"TEL AVIV -- "Where is the Israeli military?" Tamir Erez said he kept asking himself as explosions rang out and bullets flew over his home in Mefalsim near the Gaza Strip border.
He fled town with his children holding their heads down so they couldn't see the bodies of dead Israelis killed by Palestinian militants.
"It will take a long time for us to recover from this day," Erez said.
Israel's failure to anticipate an attack on Saturday that left hundreds of soldiers and civilians dead and militants rampaging through villages punctured a sense of invincibility built on its vaunted military and intelligence apparatus. It left the world questioning what went wrong and Israel's leaders facing pressure to retaliate with overwhelming force.
Hamas's attack also caught the Biden administration by surprise, several senior U.S. civilian and military officials said.
"I'm confident we had no intel," said retired Rear Adm. Mark Montgomery, who said he was in Israel this year, including touring defenses at one of the kibbutzim in southern Israel that was overrun by Hamas.
Montgomery said a senior U.S. military officer in the region got on a plane and returned to the U.S. in recent days, implying that wouldn't have happened if Washington knew an attack was coming.
The assault came as Israel faces its most difficult series of threats in the decades since what remains the country's greatest security failure, the Yom Kippur War, the surprise attack launched 50 years ago this month by Egyptian and Syrian forces.
Iran has provided unprecedented coordination among the forces of several militant groups, including Hamas in Gaza and Hezbollah in Lebanon, and stoked deadly conflict in the West Bank, putting Israel at risk on three fronts.
Using rockets, paragliders, motorcycles, pickup trucks, and boats, Hamas militants from the Gaza Strip launched a coordinated attack that showed an unexpected level of sophistication.
Israeli forces appeared to be caught completely by surprise as Hamas militants in Gaza used bulldozers to tear down the security fence with Israel and streamed into the country.
"Clearly this was a well-planned operation that didn't just emerge overnight and it's surprising it was not detected by Israel or any of its security partners," said Brian Katulis, vice president of policy at the Middle East Institute think tank in Washington. "It's hard to think of a security failure of this magnitude in Israel's recent history."
Israeli security leaders had played down the threat from Hamas in recent months, as the group abstained from conflicts started by its smaller ally in Gaza, Palestinian Islamic Jihad. There was a sense that Israel, with its Iron Dome air defense systems, had rendered ineffective Gaza's main threat of short-range rockets.
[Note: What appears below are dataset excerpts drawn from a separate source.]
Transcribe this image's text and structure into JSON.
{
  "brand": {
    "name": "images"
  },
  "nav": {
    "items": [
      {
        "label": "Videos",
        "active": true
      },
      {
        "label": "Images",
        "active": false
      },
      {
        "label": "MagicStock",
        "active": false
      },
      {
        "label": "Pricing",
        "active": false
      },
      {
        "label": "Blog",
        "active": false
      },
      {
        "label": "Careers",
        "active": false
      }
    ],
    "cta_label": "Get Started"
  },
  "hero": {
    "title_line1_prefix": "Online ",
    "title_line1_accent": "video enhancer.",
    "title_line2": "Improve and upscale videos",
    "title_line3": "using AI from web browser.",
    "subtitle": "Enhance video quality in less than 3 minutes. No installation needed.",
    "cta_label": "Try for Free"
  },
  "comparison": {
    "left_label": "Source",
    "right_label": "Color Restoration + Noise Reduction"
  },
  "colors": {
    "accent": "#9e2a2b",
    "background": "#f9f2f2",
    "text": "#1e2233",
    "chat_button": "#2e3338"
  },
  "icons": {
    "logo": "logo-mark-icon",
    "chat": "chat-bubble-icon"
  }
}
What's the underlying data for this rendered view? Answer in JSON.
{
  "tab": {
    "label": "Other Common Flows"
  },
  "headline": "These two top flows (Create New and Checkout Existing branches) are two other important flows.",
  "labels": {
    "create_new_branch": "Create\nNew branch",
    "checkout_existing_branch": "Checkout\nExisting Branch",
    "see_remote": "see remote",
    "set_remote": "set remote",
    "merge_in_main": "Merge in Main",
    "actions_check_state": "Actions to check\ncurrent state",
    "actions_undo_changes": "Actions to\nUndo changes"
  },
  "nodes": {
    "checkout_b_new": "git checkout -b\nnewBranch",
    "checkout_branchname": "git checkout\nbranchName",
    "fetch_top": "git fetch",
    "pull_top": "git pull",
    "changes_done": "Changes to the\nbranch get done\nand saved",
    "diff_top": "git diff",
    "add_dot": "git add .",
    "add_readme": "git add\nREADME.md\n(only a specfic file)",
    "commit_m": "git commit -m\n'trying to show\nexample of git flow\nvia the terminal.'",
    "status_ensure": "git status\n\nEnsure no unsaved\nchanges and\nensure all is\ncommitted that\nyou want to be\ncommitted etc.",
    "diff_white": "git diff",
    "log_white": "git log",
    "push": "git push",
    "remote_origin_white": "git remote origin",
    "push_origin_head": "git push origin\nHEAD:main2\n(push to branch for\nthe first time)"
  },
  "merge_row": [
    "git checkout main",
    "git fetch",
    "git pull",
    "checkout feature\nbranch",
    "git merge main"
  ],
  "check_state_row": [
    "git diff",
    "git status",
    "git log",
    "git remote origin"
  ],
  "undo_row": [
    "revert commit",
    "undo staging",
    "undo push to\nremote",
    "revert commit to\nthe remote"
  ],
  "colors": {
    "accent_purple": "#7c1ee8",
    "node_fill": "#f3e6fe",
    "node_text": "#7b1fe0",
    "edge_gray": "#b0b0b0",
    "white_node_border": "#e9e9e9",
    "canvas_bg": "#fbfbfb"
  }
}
The Israeli military in September confidently characterized Gaza as being in a state of "stable instability," suggesting that the dangers posed by Hamas militants were largely contained.
Recent Israeli intelligence assessments of Hamas were that the militant group had shifted its focus to trying to stoke violence in the West Bank and that it was looking to avoid launching major attacks from Gaza in an effort to avoid the kinds of punishing Israeli military responses that have devastated the isolated area in the past.
In many respects, Saturday's surprise attack was a low-tech assault that relied more on the element of surprise than advanced weaponry. Palestinian militants armed with machine guns, rocket-propelled grenades and pistols were able to stream into Israeli towns and military bases with surprising ease.
"It's unbelievable," said Meir Elran, a researcher at the Tel Aviv-based Institute for National Security Studies. "Everybody was talking about Hamas being quiet and being stable. This whole structural concept is shattered just in front of our eyes in a very devastating ugly manner."
Jonathan Schanzer, senior vice president of research at the Foundation for Defense of Democracies think tank in Washington, described Saturday's attack as a remarkable military and intelligence failure by Israel." [1]
If millions of people don't want you on their land, they'll find a way to make trouble for you, no matter how many expensive toys you have. Cheap, and therefore abundant, mass-produced missiles easily bypass expensive, and therefore rare, anti-missile defense capabilities. Against their will mobilized green youth, including girls, only impedes action of professionals in holding their own against motivated and therefore well-prepared fighters. Israel is an example of how to go wrong waging modern warfare.
1.World News: Assault Reflects Israeli Security Failures --- Hamas-led attack punctures country's aura of invincibility; U.S. 'had no intel'. Nissenbaum, Dion; Peled, Anat. Wall Street Journal, Eastern edition; New York, N.Y.. 09 Oct 2023: A.9.